On pourrait penser que traduire un film est plus simple que traduire un texte scientifique ou un livre technique. Et l’on pourrait penser que la préparation des sous-titres est encore plus facile, étant donné que le dialogue doit subir des coupures.
Ceci n’est en aucun cas vrai. Un sous-titre, en effet, n’est pas une traduction, ou très rarement (rf. Alan Wildblood , A Subtitle Is Not a Translation, A day in the life of a subtitler). Le sous-titreur doit toujours essayer de recréer fidèlement le sens d’une scène ou de l’ensemble du film, mais chacun des sous-titres ne peut-être une traduction littérale.
Le sous-titreur doit respecter un registre linguistique adapté et considérer différents éléments en plus du langage.

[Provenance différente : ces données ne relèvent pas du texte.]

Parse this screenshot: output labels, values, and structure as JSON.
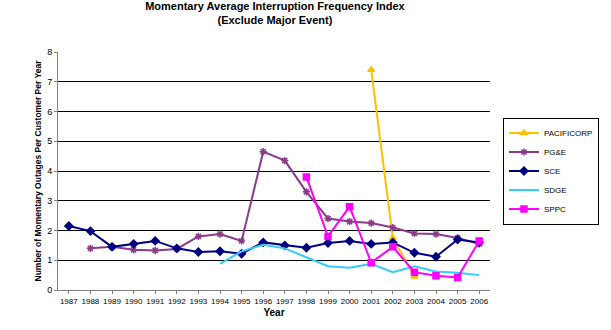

Moins le sous-titreur effectue de coupures, plus il ralentit le dialogue et plus la traduction peut être littérale. Une traduction fidèle au film dans son ensemble, est plus importante que celle d’un simple sous-titre. Différents aspects sont à prendre en compte selon les metteurs en scène, les genres, et aussi les sous-titreurs.

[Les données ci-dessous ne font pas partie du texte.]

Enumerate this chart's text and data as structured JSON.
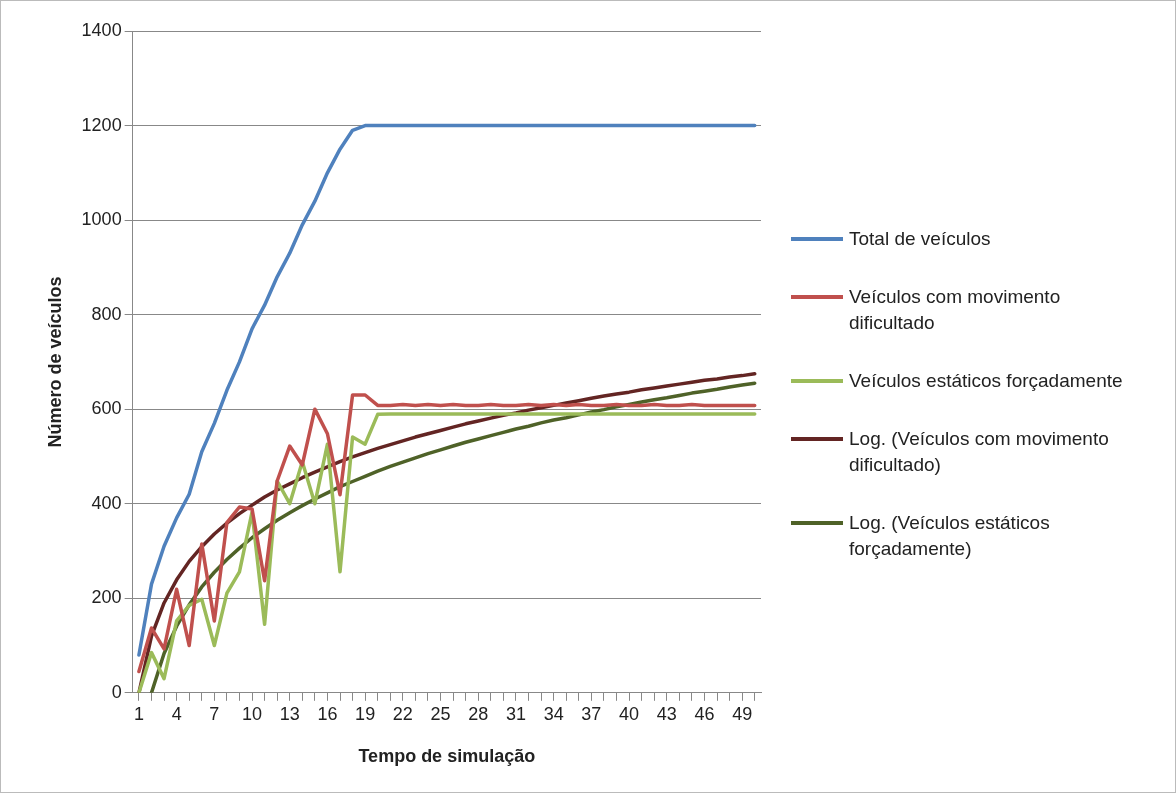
{
  "chart_data": {
    "type": "line",
    "xlabel": "Tempo de simulação",
    "ylabel": "Número de veículos",
    "categories": [
      "1",
      null,
      null,
      "4",
      null,
      null,
      "7",
      null,
      null,
      "10",
      null,
      null,
      "13",
      null,
      null,
      "16",
      null,
      null,
      "19",
      null,
      null,
      "22",
      null,
      null,
      "25",
      null,
      null,
      "28",
      null,
      null,
      "31",
      null,
      null,
      "34",
      null,
      null,
      "37",
      null,
      null,
      "40",
      null,
      null,
      "43",
      null,
      null,
      "46",
      null,
      null,
      "49",
      null
    ],
    "ylim": [
      0,
      1400
    ],
    "yticks": [
      0,
      200,
      400,
      600,
      800,
      1000,
      1200,
      1400
    ],
    "grid": "y",
    "legend": "right",
    "marker": "none",
    "series": [
      {
        "name": "Total de veículos",
        "color": "#4f81bd",
        "values": [
          80,
          230,
          310,
          370,
          420,
          510,
          570,
          640,
          700,
          770,
          820,
          880,
          930,
          990,
          1040,
          1100,
          1150,
          1190,
          1200,
          1200,
          1200,
          1200,
          1200,
          1200,
          1200,
          1200,
          1200,
          1200,
          1200,
          1200,
          1200,
          1200,
          1200,
          1200,
          1200,
          1200,
          1200,
          1200,
          1200,
          1200,
          1200,
          1200,
          1200,
          1200,
          1200,
          1200,
          1200,
          1200,
          1200,
          1200
        ]
      },
      {
        "name": "Veículos com movimento dificultado",
        "color": "#c0504d",
        "values": [
          45,
          137,
          93,
          219,
          100,
          315,
          152,
          360,
          393,
          389,
          237,
          448,
          522,
          482,
          600,
          548,
          419,
          630,
          630,
          608,
          608,
          610,
          608,
          610,
          608,
          610,
          608,
          608,
          610,
          608,
          608,
          610,
          608,
          610,
          608,
          610,
          608,
          608,
          610,
          608,
          608,
          610,
          608,
          608,
          610,
          608,
          608,
          608,
          608,
          608
        ]
      },
      {
        "name": "Veículos estáticos forçadamente",
        "color": "#9bbb59",
        "values": [
          0,
          85,
          30,
          152,
          185,
          198,
          100,
          211,
          256,
          382,
          145,
          448,
          400,
          489,
          400,
          526,
          256,
          541,
          526,
          589,
          590,
          590,
          590,
          590,
          590,
          590,
          590,
          590,
          590,
          590,
          590,
          590,
          590,
          590,
          590,
          590,
          590,
          590,
          590,
          590,
          590,
          590,
          590,
          590,
          590,
          590,
          590,
          590,
          590,
          590
        ]
      },
      {
        "name": "Log. (Veículos com movimento dificultado)",
        "color": "#632523",
        "values": [
          0,
          120,
          190,
          239,
          278,
          309,
          336,
          359,
          379,
          397,
          414,
          429,
          442,
          455,
          467,
          478,
          489,
          499,
          508,
          517,
          525,
          533,
          541,
          548,
          555,
          562,
          569,
          575,
          581,
          587,
          592,
          598,
          603,
          608,
          613,
          618,
          623,
          628,
          632,
          636,
          641,
          645,
          649,
          653,
          657,
          661,
          664,
          668,
          671,
          675
        ]
      },
      {
        "name": "Log. (Veículos estáticos forçadamente)",
        "color": "#4f6228",
        "values": [
          null,
          0,
          83,
          141,
          186,
          224,
          255,
          282,
          306,
          328,
          347,
          365,
          381,
          396,
          410,
          423,
          436,
          447,
          458,
          469,
          479,
          488,
          497,
          506,
          514,
          522,
          530,
          537,
          544,
          551,
          558,
          564,
          571,
          577,
          582,
          588,
          594,
          599,
          605,
          610,
          615,
          620,
          624,
          629,
          634,
          638,
          642,
          647,
          651,
          655
        ]
      }
    ]
  }
}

Le nombre de caractères et la division du texte ont une importance capitale. Il faut en moyenne trois seconde pour lire une ligne complète, cinq secondes pour en lire deux. Si trop peu de temps est laissé au spectateur pour la lecture des sous-titres, il ne pourra en mesurer l'usage, et surtout ne pourra apprécier le film.
La synchronisation est toute aussi importante :
Le spectateur doit pouvoir anticiper l’apparition du sous-titre. Un juste nombre de mots et une vitesse de lecture constante contribueront à une bonne assimilation des sous-titres et l'appreciation des images.
D’autre part, une vitesse constante peut parfois être en opposition avec le dynamisme du film. Le « spotting » doit donc respecter de son mieux le rythme du film.
En conclusion la préparation des sous-titres est une procédure extrêmement complexe qui s’acquiert grâce une longue phase d'apprentissage.

On ne s’improvise pas sous-titreur. Des sous-titres trop « littéraux », ou trop « libres », ou pire, mal adaptés, peuvent avoir un effet néfaste sur l’exploitation commerciale d’un film.